Najgorsza wiadomość w historii kina…!
Nie ma sensu owijać w bawełnę: Uwe Boll ogłosił, że odchodzi na emeryturę.
Najbardziej znienawidzony reżyser w historii kina udzielił wywiadu dla kanadyjskiego portalu Metronews, by ogłosić, że kończy karierę filmowca. Jego najnowsza produkcja, Rampage: President Down, będzie ostatnią w filmografii twórcy. „Rynek filmowy jest martwy. Nie zarabia się już na filmach, bo rynek płyt DVD i Blu-ray stracił 80 procent wartości w ciągu ostatnich trzech lat. Oto powód. Nie mogę już sobie pozwolić na robienie filmów” – mówi Boll – „W moim wieku nie wypada kręcić ciągle tańszych i tańszych filmów. To wstyd. Chciałbym dalej pracować, ale nie jest to dla mnie opłacalne”.
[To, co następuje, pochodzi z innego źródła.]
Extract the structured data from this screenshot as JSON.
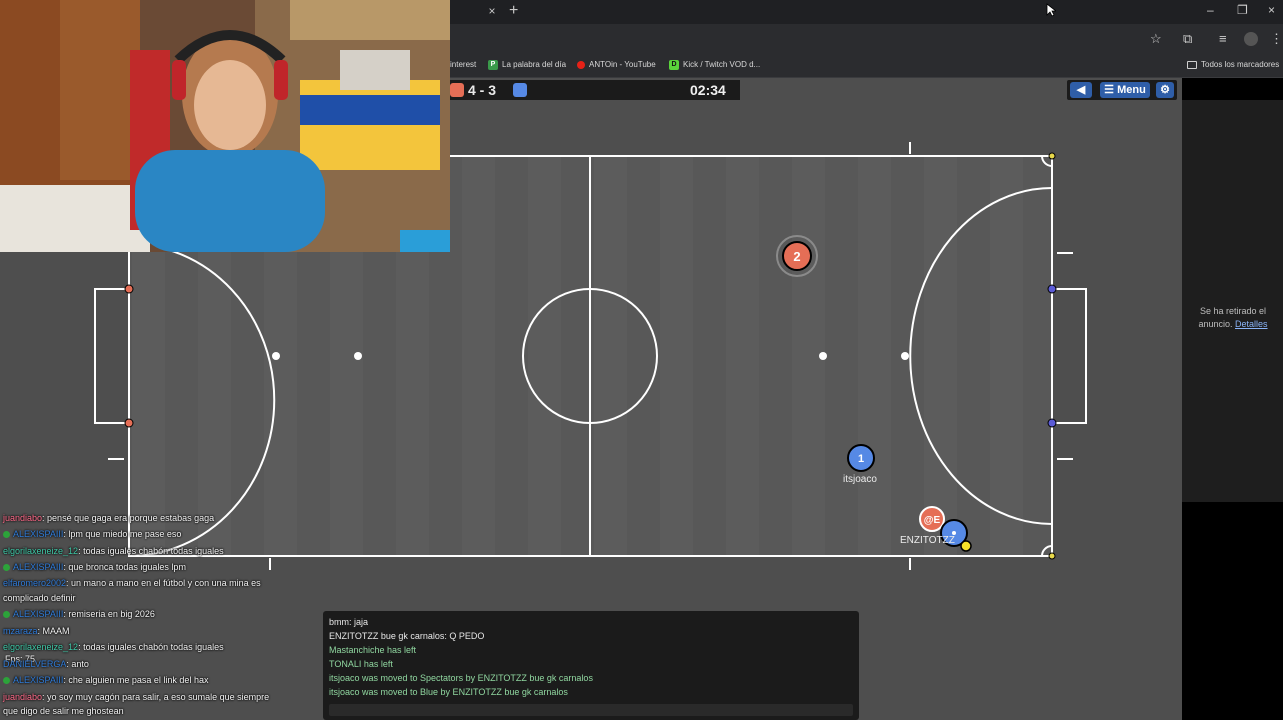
{
  "browser": {
    "tab_close": "×",
    "tab_new": "+",
    "window_controls": [
      "–",
      "❐",
      "×"
    ],
    "bookmarks": [
      {
        "label": "interest",
        "icon": "",
        "color": "#2b2c2f"
      },
      {
        "label": "La palabra del día",
        "icon": "P",
        "color": "#3a9a4a"
      },
      {
        "label": "ANTOin - YouTube",
        "icon": "",
        "color": "#e62117"
      },
      {
        "label": "Kick / Twitch VOD d...",
        "icon": "D",
        "color": "#5ad33b"
      }
    ],
    "all_bookmarks": "Todos los marcadores"
  },
  "game": {
    "score": "4 - 3",
    "red_color": "#e56e56",
    "blue_color": "#5689e5",
    "timer": "02:34",
    "menu_label": "Menu",
    "players": [
      {
        "number": "2",
        "team": "red",
        "name": ""
      },
      {
        "number": "1",
        "team": "blue",
        "name": "itsjoaco"
      },
      {
        "number": "@E",
        "team": "red",
        "name": "ENZITOTZZ"
      }
    ]
  },
  "ad": {
    "text": "Se ha retirado el anuncio.",
    "link": "Detalles"
  },
  "stream_chat": [
    {
      "user": "juandiabo",
      "color": "#ff6b8a",
      "badge": false,
      "text": ": pensé que gaga era porque estabas gaga"
    },
    {
      "user": "ALEXISPAIII",
      "color": "#2f7bd8",
      "badge": true,
      "text": ": lpm que miedo me pase eso"
    },
    {
      "user": "elgorilaxeneize_12",
      "color": "#3ec7a6",
      "badge": false,
      "text": ": todas iguales chabón todas iguales"
    },
    {
      "user": "ALEXISPAIII",
      "color": "#2f7bd8",
      "badge": true,
      "text": ": que bronca todas iguales lpm"
    },
    {
      "user": "elfaromero2002",
      "color": "#2f7bd8",
      "badge": false,
      "text": ": un mano a mano en el fútbol y con una mina es"
    },
    {
      "user": "",
      "color": "#f2f2f2",
      "badge": false,
      "text": "complicado definir"
    },
    {
      "user": "ALEXISPAIII",
      "color": "#2f7bd8",
      "badge": true,
      "text": ": remiseria en big 2026"
    },
    {
      "user": "mzaraza",
      "color": "#2f7bd8",
      "badge": false,
      "text": ": MAAM"
    },
    {
      "user": "elgorilaxeneize_12",
      "color": "#3ec7a6",
      "badge": false,
      "text": ": todas iguales chabón todas iguales"
    },
    {
      "user": "DANIELVERGA",
      "color": "#2f7bd8",
      "badge": false,
      "text": ": anto"
    },
    {
      "user": "ALEXISPAIII",
      "color": "#2f7bd8",
      "badge": true,
      "text": ": che alguien me pasa el link del hax"
    },
    {
      "user": "juandiabo",
      "color": "#ff6b8a",
      "badge": false,
      "text": ": yo soy muy cagón para salir, a eso sumale que siempre"
    },
    {
      "user": "",
      "color": "#f2f2f2",
      "badge": false,
      "text": "que digo de salir me ghostean"
    }
  ],
  "fps": "Fps: 75",
  "game_chat": [
    {
      "text": "bmm: jaja",
      "color": "#e8e8e8"
    },
    {
      "text": "ENZITOTZZ bue gk carnalos: Q PEDO",
      "color": "#e8e8e8"
    },
    {
      "text": "Mastanchiche has left",
      "color": "#90d7a0"
    },
    {
      "text": "TONALI has left",
      "color": "#90d7a0"
    },
    {
      "text": "itsjoaco was moved to Spectators by ENZITOTZZ bue gk carnalos",
      "color": "#90d7a0"
    },
    {
      "text": "itsjoaco was moved to Blue by ENZITOTZZ bue gk carnalos",
      "color": "#90d7a0"
    }
  ]
}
Część czytelników otworzy pewnie w tym momencie szampana, bo kręcone przez Bolla ekranizacje gier zawsze były uważane za beznadziejne i otrzymywały skrajnie negatywne recenzje. W ciągu ostatniej dekady niemiecki reżyser nakręcił jednak kilka ciekawych, mniejszych filmów – jak Stoic czy Tunnel Rats – które wydawały się zdecydowanie lepsze i bardziej odważne niż nieudane próby przeniesienia gier na kinowy ekran.
Boll zajmie się więc prawdopodobnie prowadzeniem założonej przez siebie restauracji Bauhaus w Vancouver. Co ciekawe, knajpa reżysera ma doskonałe opinie, a krytycy uwielbiają serwowane w niej potrawy.